What was it Bill Clinton said at the 2012 Democratic National Convention: arithmetic!”
Nate Silver has done “arithmetic” for a few years now and with uncanny accuracy in sports and politics.
CNN Money
Across the media and twittersphere Tuesday night, Nate Silver was a clear winner in the 2012 presidential election. The polling data guru, who runs the fivethirtyeight.com blog for the New York Times, saw sales of his book spike as a result.
Sales of the book, “The Signal and the Noise: Why So Many Predictions Fail – but Some Don’t” shot up 850% on Amazon.com (AMZN, Fortune 500) during the last 24 hours. It is now the second best-selling book on the site, behind only popular children’s book, “The Third Wheel, Diary of a Wimpy Kid Book 7.”
On his blog fivethirtyeight.com, Silver compiles and analyzes polling results from all different sources to estimate how many of the 538 electoral votes each presidential candidates will win.
His work allowed him to essentially call all 50 states correctly in [Tuesday] night’s vote. He correctly predicted the 49 states called by the networks Tuesday, and estimated that Florida would be essentially tied with Obama having a very slight edge. Four years ago he correctly predicted 49 of 50 states, missing only Obama’s narrow win in Indiana.
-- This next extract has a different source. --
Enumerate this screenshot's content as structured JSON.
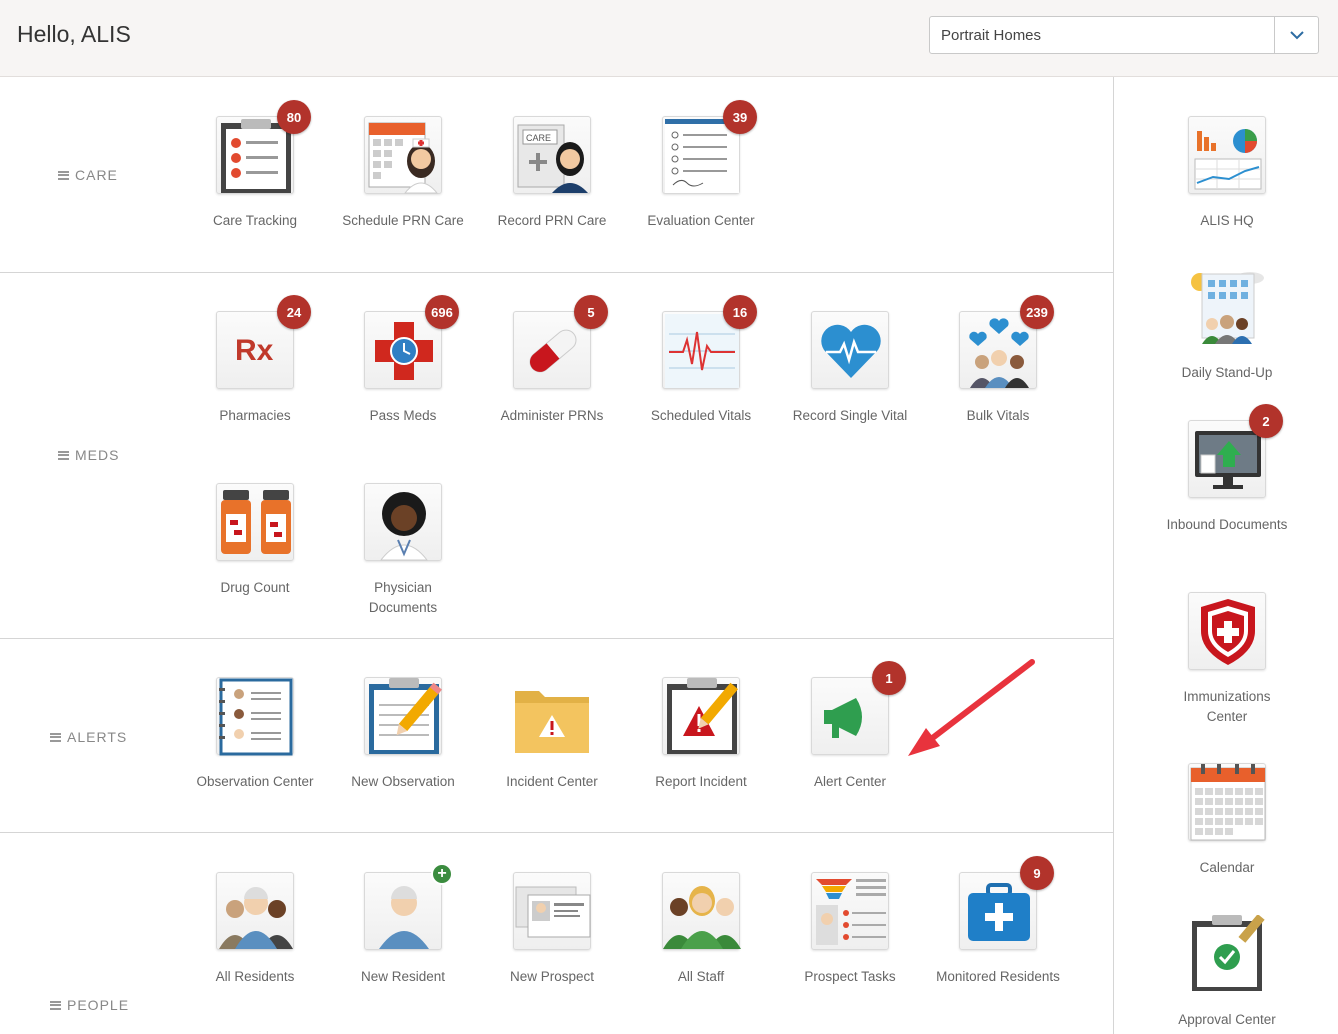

While many political reporters and pundits had insisted the race was too close to call, or predicted challenger Mitt Romney would win, Silver’s final estimate was that President Obama had a better than 90% chance of re-election, because of how he would fare in the electoral college.
And as results flowed in Tuesday night, praise for Silver was widespread.
I just finished his book and I am plugging it all over. It is quite readable even for math dunces – you can skip the heavy math chapters and still understand him. Lots of charts and graphs like on 538.